I took this as an opportunity to add some more statistics to the engine for both resource and memory usage, which helped in identifying the culprit for the stuttering. Indeed, I realised that our shadow FBOs, used for rendering the shadow maps, were being re-created every time a light would turn on or off.

This was initially designed as an optimisation, where a light source with null emission wouldn’t draw shadow maps, since it wouldn’t contribute to the image anyway. But we had flickering lights in our content, which in turn were triggering thousands of FBO destruction and creation events resulting in the heavy stuttering we had observed. Thankfully, once located, the error was trivial to fix and I was now able to witness a solid 99+% GPU usage all throughout the opening shot. 🙂

reality-check-gpu-utilisation No more stuttering, smooth sailing from now on?

Things were looking good!
Until we started putting together the final package…

The demo was about 3GiB in size and was taking over 3 minutes to load. Furthermore, the VRAM usage was crazy high, requiring a total of more than 12GiB, making it impossible to run on my laptop’s aging GTX 1060. I had assumed we weren’t really going to need any form of texture compression, but it was becoming clear that this assumption was in fact incorrect.

So I started adding block compression support in anger with less than a week to go before the start of Revision. Furthermore, I deferred the loading of the textures until after all assets had been processed; this allowed going wide across every single image inside the demo for full multi-threaded texture loading, which helped bring the loading time down to about a minute.

Finally, we performed lots of asset cleaning directly at the party place, sizing down textures and compressing them to jpegs, which left us with a package size of ~600MiB while our VRAM usage went down to ~3GiB. This could be improved further for sure, but at that point, we were well out of time…

Meanwhile, Made was finishing work with med on completing the music, so we could start syncing and locking the scenes timings. That’s when we realised that the pacing wasn’t great during the second part of the demo. After aligning the content to the song’s structure, the transitions between shots felt too long… So we went ahead and decided to add a brand new scene to fix things. 🙂

last-minute-scene Impromptu scene put together right before the deadline.

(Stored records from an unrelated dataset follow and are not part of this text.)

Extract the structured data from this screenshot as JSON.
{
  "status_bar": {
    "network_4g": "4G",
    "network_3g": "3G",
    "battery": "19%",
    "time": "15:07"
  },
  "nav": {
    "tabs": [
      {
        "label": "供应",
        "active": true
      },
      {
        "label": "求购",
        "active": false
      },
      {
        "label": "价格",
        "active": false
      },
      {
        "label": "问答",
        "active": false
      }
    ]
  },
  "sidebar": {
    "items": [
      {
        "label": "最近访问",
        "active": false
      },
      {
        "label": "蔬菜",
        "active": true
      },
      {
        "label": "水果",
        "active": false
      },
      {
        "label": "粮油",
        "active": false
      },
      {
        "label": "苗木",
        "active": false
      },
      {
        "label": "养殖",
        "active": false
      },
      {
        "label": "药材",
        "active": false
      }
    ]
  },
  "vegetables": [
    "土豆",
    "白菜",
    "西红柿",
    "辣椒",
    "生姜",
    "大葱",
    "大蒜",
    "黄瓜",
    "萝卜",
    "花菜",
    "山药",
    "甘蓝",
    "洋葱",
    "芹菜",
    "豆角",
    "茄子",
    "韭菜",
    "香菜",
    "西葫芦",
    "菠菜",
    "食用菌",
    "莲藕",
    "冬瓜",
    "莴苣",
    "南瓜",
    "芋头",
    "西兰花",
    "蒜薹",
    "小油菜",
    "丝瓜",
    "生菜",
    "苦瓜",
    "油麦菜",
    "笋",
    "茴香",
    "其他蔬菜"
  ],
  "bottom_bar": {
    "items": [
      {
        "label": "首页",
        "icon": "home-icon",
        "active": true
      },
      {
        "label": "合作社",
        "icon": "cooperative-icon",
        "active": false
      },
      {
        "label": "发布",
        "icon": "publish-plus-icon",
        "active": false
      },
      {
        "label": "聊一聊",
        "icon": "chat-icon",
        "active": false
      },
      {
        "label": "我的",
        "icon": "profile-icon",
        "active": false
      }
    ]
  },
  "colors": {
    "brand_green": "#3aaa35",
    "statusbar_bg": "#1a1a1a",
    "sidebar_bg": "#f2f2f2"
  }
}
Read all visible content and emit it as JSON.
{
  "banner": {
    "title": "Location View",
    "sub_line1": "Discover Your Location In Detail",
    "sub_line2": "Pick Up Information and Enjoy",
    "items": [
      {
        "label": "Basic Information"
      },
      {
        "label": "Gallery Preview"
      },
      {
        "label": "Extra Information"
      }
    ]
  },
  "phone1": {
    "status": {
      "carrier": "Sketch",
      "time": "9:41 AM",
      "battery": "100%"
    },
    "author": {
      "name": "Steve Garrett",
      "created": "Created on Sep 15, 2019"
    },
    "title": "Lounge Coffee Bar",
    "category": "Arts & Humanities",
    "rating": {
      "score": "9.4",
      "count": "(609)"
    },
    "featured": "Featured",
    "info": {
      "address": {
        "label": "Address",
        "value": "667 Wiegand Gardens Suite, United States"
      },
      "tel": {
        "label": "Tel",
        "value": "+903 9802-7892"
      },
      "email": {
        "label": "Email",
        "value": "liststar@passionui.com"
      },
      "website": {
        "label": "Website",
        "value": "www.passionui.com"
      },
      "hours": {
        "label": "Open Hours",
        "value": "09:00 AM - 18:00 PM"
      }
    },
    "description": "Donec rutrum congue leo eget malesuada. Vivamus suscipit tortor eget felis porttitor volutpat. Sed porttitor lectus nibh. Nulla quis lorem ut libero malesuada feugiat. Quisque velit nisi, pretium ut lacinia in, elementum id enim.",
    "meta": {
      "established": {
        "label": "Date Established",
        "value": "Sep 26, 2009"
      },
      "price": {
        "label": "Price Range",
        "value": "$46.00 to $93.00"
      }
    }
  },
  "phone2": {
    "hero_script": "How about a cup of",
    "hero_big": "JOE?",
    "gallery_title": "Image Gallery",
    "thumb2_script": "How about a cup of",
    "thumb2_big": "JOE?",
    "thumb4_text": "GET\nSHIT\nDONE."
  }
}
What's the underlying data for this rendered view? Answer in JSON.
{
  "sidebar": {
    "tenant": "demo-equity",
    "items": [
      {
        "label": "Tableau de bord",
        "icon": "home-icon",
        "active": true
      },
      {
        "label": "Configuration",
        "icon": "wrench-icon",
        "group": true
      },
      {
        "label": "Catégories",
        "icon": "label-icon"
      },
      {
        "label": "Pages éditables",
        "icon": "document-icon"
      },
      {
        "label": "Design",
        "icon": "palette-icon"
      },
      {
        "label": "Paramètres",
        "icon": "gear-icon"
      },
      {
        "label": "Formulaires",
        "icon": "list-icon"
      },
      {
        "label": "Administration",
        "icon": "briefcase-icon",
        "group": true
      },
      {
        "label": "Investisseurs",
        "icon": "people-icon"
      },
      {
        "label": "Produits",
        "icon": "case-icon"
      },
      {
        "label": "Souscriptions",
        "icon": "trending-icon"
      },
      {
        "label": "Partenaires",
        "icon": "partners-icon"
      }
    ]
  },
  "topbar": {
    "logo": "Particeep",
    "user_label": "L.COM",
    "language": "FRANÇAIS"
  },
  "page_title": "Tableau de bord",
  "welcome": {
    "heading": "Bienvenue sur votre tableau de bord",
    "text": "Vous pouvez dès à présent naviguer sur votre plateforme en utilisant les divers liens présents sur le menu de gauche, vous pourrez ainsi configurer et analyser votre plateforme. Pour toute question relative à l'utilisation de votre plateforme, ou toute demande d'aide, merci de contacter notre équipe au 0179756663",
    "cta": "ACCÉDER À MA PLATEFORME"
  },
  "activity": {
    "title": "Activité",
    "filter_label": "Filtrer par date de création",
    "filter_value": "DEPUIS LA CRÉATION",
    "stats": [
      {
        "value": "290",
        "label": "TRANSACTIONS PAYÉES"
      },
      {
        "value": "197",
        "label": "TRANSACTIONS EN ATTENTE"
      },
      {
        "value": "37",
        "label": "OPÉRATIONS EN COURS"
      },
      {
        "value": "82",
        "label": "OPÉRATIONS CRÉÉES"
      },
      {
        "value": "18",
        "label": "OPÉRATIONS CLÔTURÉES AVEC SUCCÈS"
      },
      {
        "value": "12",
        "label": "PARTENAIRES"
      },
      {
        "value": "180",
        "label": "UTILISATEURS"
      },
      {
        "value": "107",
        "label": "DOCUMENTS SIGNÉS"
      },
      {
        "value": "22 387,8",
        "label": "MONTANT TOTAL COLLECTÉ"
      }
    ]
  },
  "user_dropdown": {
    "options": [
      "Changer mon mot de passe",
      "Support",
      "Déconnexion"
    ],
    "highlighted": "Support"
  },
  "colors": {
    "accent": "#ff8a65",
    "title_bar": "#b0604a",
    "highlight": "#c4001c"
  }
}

At this point, the deadline was only hours away, so we decided to stop tweaking and hand in the demo as it was. We uploaded it to a USB stick and brought that over to the organisers so we could test on the compo machine and make sure everything was working fine.

That’s when we found out that the demo was simply failing to launch…

reality-check-error The demo wouldn’t even launch on the compo machine…

I’d be lying if I’d say I didn’t feel a little bit of stress at that moment. It started dawning on me that without a fix for this, we may as well have no production at all…

My first immediate thought was to blame the error on some Windows 11 issue, but nope, the organisers were indeed using a Windows 10 machine, crap. The message also wasn’t indicative of any missing dll and our various google searching efforts were not returning any particularly useful answer…

At this point, I got some sort of inspiration; I decided to try and rebuild the demo using the latest version of Visual Studio (i.e., 2022 instead of 2017, which I tend to stick with)… and things magically worked! Phew…

The demo compo itself was very long with the total number of entries accidentally spoiled beforehand due to some technical blunder. So we went to have some rest at the hotel and came back just in time for the start of the PC compo. There were lots of entries but we ended up being ranked fairly late and amongst the best productions. 🙂

reality-check-entry Positioned 36th out of 41 entries, not bad!

As the demo loaded and started playing, the audio sounded pretty broken and glitchy, crap, not much to be done now… Thankfully, the issue cleared up after a few seconds and no further problem occurred, phew.